The effort, part of an 11-city national campaign fueled by $18 million from the Robert Wood Johnson Foundation, kicked off locally in October and will continue with an art exhibit of works by Wichita youths from 6 to 10 p.m. tonight at Hewitt's Antiques, 228 N. Market, as part of the popular Final Friday art crawl. More student-driven activities are planned throughout February, which is Teen Dating Violence Prevention Month, including theatrical events dealing with the dangers of teen dating violence, "sexting," cyberstalking and sexual assault.

The point isn't just to educate the potential perpetrators and targets of dating violence but also to empower bystanders to help stop and prevent it. The Start Strong Wichita organizers also aim to extend the message to school curriculum.

Adults in school and parents at home also need to be part of the solution, by modeling healthy relationships.
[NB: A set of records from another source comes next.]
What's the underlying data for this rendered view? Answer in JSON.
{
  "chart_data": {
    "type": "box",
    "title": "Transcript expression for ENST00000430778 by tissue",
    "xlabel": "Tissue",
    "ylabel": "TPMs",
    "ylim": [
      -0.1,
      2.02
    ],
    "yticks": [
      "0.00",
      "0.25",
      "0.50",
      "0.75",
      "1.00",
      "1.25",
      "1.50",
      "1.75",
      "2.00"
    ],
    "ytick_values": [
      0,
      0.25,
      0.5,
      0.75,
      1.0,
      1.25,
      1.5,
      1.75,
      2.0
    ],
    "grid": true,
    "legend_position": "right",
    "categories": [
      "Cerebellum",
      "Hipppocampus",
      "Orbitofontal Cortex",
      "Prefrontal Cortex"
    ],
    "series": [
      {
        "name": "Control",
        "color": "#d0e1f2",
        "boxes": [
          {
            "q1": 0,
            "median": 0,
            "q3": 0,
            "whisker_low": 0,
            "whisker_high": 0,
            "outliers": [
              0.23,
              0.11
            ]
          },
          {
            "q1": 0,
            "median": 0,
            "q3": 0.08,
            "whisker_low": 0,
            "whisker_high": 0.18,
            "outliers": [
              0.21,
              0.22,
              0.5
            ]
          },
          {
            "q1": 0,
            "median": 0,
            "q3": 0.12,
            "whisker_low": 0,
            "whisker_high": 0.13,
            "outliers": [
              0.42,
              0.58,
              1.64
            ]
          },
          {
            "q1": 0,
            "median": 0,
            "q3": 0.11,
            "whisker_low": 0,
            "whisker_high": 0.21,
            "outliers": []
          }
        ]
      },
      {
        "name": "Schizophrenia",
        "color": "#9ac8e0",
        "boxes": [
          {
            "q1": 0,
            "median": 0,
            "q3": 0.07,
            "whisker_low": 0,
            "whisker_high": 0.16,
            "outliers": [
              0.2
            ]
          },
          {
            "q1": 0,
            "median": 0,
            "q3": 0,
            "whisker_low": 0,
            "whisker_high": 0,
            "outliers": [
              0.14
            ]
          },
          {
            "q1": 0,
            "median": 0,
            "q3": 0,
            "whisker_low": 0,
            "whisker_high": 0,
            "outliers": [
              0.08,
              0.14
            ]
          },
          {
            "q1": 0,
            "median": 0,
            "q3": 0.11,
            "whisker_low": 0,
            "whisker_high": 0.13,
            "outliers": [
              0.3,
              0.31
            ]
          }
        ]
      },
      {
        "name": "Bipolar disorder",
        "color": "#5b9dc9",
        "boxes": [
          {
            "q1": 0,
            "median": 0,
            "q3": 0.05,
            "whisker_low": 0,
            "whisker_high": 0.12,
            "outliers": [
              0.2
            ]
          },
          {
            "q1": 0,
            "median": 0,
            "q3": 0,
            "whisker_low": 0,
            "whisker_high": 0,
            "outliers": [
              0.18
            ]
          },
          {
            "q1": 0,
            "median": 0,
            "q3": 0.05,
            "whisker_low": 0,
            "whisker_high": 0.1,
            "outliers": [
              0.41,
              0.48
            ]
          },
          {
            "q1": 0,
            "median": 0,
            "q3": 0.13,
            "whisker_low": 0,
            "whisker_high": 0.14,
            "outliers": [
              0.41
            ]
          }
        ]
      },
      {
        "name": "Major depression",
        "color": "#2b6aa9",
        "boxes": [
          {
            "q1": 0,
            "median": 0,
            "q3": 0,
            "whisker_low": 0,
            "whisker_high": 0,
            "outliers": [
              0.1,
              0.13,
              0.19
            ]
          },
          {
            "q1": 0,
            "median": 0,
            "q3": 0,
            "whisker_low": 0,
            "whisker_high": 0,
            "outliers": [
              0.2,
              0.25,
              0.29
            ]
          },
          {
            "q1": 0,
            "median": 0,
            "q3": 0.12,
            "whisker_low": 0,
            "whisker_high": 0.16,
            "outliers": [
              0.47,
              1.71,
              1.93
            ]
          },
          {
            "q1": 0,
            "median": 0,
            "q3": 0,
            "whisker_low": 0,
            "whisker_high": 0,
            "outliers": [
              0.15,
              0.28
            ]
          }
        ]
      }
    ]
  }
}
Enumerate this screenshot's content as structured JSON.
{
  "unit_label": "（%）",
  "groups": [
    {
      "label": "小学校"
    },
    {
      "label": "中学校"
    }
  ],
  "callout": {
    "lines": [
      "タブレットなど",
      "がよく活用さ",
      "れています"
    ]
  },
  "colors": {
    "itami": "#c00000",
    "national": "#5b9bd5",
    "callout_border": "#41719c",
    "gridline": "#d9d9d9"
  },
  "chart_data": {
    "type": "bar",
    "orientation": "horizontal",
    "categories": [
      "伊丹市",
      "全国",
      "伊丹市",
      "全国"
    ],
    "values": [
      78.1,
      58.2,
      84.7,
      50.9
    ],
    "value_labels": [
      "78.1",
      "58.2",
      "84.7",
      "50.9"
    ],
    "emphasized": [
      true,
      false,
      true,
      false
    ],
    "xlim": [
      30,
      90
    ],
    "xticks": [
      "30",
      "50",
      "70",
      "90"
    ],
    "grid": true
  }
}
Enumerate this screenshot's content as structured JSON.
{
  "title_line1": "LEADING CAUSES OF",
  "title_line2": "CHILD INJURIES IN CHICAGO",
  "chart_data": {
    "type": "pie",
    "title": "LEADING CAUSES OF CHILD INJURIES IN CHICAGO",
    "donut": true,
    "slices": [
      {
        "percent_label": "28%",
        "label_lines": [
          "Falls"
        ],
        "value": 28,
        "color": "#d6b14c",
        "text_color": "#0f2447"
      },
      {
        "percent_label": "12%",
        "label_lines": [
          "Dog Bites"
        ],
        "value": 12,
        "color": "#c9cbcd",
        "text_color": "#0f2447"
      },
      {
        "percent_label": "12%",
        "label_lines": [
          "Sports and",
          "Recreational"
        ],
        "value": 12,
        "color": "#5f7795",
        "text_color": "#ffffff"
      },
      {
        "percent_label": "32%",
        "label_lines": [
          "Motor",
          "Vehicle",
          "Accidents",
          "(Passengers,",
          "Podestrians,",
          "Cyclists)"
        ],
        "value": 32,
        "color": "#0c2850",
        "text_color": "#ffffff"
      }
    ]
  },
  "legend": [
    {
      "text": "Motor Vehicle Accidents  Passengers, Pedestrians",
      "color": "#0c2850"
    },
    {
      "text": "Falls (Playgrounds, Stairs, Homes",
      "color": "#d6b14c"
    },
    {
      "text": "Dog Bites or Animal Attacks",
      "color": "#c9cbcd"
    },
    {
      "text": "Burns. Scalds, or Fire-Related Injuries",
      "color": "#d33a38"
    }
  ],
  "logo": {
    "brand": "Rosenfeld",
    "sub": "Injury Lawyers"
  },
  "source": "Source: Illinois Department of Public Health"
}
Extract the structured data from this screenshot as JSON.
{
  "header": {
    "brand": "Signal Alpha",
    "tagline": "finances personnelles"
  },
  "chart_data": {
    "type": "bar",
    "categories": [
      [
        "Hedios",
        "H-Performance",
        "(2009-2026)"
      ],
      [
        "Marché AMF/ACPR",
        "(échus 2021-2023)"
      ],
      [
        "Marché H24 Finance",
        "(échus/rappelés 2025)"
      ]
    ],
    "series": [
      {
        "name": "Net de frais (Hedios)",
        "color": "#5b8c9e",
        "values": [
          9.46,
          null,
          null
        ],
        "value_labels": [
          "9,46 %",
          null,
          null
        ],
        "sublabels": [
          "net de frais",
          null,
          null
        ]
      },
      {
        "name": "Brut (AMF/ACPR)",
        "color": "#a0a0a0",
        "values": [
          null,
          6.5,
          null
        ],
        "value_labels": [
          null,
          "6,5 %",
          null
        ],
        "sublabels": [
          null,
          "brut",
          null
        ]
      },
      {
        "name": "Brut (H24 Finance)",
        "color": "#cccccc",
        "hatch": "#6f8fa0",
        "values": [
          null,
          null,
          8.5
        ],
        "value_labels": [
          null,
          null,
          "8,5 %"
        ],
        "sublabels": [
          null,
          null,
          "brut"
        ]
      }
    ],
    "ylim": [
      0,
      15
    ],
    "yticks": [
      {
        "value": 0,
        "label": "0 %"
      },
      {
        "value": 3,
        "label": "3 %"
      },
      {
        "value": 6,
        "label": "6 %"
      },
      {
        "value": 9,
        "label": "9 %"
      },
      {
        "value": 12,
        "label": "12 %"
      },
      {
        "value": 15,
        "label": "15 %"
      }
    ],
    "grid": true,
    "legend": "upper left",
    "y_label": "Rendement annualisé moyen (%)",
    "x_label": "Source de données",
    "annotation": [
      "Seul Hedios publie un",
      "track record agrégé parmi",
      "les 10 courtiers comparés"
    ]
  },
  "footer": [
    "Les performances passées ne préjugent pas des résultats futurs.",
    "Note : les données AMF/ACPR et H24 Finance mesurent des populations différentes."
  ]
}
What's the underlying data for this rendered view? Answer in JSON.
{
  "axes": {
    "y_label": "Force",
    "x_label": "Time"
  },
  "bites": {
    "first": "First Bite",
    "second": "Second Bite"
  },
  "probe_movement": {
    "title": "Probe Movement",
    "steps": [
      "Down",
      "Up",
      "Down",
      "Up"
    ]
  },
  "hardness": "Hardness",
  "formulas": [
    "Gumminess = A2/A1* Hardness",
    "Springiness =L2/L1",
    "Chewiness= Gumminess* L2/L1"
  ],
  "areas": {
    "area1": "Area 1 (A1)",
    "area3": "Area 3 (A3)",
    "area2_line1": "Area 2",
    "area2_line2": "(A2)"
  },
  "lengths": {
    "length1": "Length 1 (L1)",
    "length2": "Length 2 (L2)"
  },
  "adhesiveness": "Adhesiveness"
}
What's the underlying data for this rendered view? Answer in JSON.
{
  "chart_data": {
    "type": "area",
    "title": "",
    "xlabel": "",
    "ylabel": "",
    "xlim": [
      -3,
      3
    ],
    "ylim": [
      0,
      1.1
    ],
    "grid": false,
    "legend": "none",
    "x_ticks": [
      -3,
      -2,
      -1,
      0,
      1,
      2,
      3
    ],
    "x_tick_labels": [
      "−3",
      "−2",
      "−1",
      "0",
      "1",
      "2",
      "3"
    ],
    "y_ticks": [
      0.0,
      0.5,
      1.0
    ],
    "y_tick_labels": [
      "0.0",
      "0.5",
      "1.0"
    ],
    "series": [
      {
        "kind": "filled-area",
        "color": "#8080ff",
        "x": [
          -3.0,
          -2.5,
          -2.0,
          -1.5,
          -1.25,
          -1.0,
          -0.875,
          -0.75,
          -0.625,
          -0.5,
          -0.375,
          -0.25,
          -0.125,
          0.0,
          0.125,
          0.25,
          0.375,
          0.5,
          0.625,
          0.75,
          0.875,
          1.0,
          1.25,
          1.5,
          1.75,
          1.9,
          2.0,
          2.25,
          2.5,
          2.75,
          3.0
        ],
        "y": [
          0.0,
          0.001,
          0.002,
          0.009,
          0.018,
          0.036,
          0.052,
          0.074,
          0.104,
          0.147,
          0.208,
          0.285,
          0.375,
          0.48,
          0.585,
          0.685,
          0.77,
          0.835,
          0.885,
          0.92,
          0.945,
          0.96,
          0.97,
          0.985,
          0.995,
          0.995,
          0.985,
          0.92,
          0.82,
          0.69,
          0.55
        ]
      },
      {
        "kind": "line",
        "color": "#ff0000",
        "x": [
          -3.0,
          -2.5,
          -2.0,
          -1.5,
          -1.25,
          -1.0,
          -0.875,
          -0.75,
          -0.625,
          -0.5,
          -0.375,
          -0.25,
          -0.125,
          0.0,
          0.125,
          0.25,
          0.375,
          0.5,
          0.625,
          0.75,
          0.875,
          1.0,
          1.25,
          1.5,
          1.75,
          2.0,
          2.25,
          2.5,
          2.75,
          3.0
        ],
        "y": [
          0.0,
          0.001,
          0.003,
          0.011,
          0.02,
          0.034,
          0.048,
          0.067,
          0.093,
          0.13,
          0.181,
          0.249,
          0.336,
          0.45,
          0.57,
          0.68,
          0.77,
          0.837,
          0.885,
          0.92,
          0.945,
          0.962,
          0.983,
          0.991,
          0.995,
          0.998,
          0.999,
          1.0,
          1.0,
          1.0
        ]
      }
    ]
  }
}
"We can't ask teens to do something they don't see," Nancy Carroll, violence prevention coordinator with Catholic Charities Harbor House, told The Eagle editorial board.

The program's stakes are high and rising: Wichita has accounted for almost 22 percent of reported sexual assaults in the state; nearly 50 percent of those have involved victims younger than 19. And Kansas' death toll from domestic violence saw an awful spike last year: At least 35 adults and 13 children lost their lives, up from 33 total domestic-violence-related murders in 2008 and 23 in 2007.

If Start Strong Wichita succeeds in building healthy teen relationships at school, its impact on lives and families will linger long after graduation day and build a healthier community.